In a recent study, German bioengineers implanted a protein containing optical fibers in the ears of deaf gerbils. When they sent a pulse of laser light into the gerbils’ ears, the gerbils reacted, showing similar behaviors to gerbils with full hearing.
Tobias Moser, the lead author of the study, said, “I had been working on hearing and deafness as a neuroscientist and otolaryngologist for a few years before optogenetics came up. It was clear to me that the cochlear implant is great but suffers from poor spatial control of neural excitation in the cochlea. In fact, most of us would agree that this is the most important bottleneck, resulting in poor frequency resolution in coding and consequently poor speech recognition in background noise.
“When optogenetics came up, I considered this the way to go for fundamentally advancing today’s cochlear implant,” he said.
Previous studies of optical cochlear implants in mice and rats have shown some promise, but this study’s authors wanted to use a species with a hearing system closer to that of humans. Adult Mongolian gerbils have comparatively large cochleas and can hear low frequencies just like human ears can.
The gerbils were first trained through a loudspeaker to jump across a barrier inside a shuttlebox. After they were deafened, they didn’t respond to the loudspeaker. After “hearing” the laser light, the gerbils took an average of two days to relearn the task.
According to the study, the gerbils’ neural response to the light looked similar to their original response to sound, and their neurons performed more like normal neurons.
The study team had been expecting they’d be able to restore some hearing physiology and behavior in the gerbils. But, said Moser, director of the Institute for Auditory Neuroscience at the University Medical Center Göttingen, “We were surprised that the temporal fidelity of the neural response was quite high and that animals readily transferred the behavior from acoustic to optical stimulation and vice versa.”
The study found that results over several weeks were close to normal hearing behavior, with no long-term damage to the gerbils.
These findings are unlikely to bring results for human users anytime soon, however. The scientists used gene therapy to inject the protein in the gerbils’ ears, a procedure that is mostly unavailable for everyday use. And this usage of light requires a lot of energy, more than could be safely stored in a battery, according to the study.

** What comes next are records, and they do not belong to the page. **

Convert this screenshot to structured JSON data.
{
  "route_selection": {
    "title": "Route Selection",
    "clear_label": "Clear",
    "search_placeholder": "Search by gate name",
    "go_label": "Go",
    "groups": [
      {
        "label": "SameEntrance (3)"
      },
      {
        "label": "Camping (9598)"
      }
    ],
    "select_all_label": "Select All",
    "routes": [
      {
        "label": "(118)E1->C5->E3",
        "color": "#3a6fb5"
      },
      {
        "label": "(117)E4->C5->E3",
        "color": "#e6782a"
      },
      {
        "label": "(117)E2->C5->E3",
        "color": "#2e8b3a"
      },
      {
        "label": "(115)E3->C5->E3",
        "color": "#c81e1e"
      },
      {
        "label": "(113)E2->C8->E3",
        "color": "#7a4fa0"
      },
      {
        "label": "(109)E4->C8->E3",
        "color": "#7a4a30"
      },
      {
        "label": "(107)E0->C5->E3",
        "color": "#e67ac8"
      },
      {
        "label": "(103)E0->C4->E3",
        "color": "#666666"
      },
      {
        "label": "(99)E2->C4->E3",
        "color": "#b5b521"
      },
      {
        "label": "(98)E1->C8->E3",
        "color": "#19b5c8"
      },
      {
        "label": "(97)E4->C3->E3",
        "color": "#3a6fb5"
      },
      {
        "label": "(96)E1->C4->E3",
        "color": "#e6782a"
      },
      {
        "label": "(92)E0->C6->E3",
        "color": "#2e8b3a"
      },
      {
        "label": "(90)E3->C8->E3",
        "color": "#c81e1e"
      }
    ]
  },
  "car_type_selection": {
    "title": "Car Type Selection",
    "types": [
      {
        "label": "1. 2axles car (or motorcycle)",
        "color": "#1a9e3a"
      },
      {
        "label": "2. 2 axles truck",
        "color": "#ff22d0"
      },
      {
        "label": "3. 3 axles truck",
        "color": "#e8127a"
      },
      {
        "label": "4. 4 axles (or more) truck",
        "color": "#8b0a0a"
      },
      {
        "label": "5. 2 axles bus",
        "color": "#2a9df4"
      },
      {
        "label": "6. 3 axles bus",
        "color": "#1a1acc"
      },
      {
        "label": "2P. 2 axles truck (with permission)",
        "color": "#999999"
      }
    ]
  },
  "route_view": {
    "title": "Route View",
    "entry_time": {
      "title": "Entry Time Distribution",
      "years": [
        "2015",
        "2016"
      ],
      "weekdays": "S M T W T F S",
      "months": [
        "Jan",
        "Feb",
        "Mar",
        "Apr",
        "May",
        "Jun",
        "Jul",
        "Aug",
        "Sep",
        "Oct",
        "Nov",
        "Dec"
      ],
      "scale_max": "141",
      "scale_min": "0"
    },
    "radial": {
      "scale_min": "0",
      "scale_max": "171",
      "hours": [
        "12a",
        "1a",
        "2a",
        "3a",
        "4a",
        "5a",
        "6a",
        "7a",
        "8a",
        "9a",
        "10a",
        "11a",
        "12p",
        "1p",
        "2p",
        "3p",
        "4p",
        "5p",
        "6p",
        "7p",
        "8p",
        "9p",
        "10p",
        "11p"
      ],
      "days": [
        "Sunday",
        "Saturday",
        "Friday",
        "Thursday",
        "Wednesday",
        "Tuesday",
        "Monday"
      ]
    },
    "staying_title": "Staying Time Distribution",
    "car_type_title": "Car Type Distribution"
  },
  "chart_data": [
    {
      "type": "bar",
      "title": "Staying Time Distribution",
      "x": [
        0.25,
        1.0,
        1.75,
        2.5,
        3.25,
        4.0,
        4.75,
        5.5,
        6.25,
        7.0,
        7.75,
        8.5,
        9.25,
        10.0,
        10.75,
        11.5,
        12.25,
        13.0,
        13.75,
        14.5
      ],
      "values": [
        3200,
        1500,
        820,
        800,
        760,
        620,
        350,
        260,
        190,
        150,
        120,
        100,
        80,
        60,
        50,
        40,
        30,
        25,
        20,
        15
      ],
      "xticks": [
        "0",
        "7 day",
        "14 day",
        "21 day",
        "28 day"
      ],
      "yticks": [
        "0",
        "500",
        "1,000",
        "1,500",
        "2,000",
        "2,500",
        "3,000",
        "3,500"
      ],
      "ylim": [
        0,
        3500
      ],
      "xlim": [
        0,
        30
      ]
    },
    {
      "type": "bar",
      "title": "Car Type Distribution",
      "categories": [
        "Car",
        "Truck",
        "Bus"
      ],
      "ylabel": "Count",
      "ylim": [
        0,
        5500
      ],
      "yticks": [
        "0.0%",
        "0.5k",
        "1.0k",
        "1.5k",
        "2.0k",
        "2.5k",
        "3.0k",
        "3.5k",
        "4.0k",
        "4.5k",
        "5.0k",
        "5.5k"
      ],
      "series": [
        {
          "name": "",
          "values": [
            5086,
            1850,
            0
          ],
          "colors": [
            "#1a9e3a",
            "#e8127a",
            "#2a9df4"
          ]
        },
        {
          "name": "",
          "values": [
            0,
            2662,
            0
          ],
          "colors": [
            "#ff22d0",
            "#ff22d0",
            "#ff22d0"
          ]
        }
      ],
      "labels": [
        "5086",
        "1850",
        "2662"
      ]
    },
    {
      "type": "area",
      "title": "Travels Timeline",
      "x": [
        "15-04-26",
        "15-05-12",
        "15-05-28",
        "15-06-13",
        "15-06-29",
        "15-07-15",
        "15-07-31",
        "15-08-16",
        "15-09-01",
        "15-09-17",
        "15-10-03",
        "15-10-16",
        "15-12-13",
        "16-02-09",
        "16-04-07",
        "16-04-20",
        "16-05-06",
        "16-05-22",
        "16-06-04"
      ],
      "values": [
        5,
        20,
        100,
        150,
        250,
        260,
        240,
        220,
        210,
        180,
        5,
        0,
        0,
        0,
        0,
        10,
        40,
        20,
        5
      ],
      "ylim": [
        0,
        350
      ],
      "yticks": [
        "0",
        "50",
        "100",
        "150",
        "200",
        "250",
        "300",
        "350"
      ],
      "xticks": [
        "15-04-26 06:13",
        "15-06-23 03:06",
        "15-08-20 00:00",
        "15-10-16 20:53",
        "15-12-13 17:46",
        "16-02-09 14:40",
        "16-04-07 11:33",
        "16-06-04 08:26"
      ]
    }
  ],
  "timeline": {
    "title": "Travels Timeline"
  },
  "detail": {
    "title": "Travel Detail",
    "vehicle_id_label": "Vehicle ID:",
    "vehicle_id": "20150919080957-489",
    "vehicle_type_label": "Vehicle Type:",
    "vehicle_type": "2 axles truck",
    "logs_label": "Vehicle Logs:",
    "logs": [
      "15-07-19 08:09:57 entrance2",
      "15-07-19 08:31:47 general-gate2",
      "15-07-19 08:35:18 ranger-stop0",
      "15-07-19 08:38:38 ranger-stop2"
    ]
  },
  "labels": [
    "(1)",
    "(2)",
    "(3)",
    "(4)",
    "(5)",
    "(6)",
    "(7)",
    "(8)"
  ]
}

But, Moser said, the study shows that cochlear optogenetics could be a good alternative for those with hearing loss, once more in-depth research has been conducted on it.
The study’s authors plan to further develop these methods for practical use and Moser said they hope to finish the preclinical work to begin that process in about two years. He added that they’re pleased that colleagues in the field have joined the effort.
Lockheed Martin Aculight, for instance, is already working on an infrared laser-based cochlear implant, containing a small strip of lasers rather than electrode pads. The device is still in the testing stages, though.
There’s been interest in this topic for years. An earlier study found that infrared laser pulses sent through water increase temperature and energy in cells, suggesting that the laser light could be used to help treat problems with the nervous system and other organs as well as with hearing.
In the meantime, Moser recommends those with hearing loss continue to use traditional hearing aids or electrical cochlear implants, “as hearing rehabilitation is so critical,” and switching to an optical cochlear implant down the road should still be an option.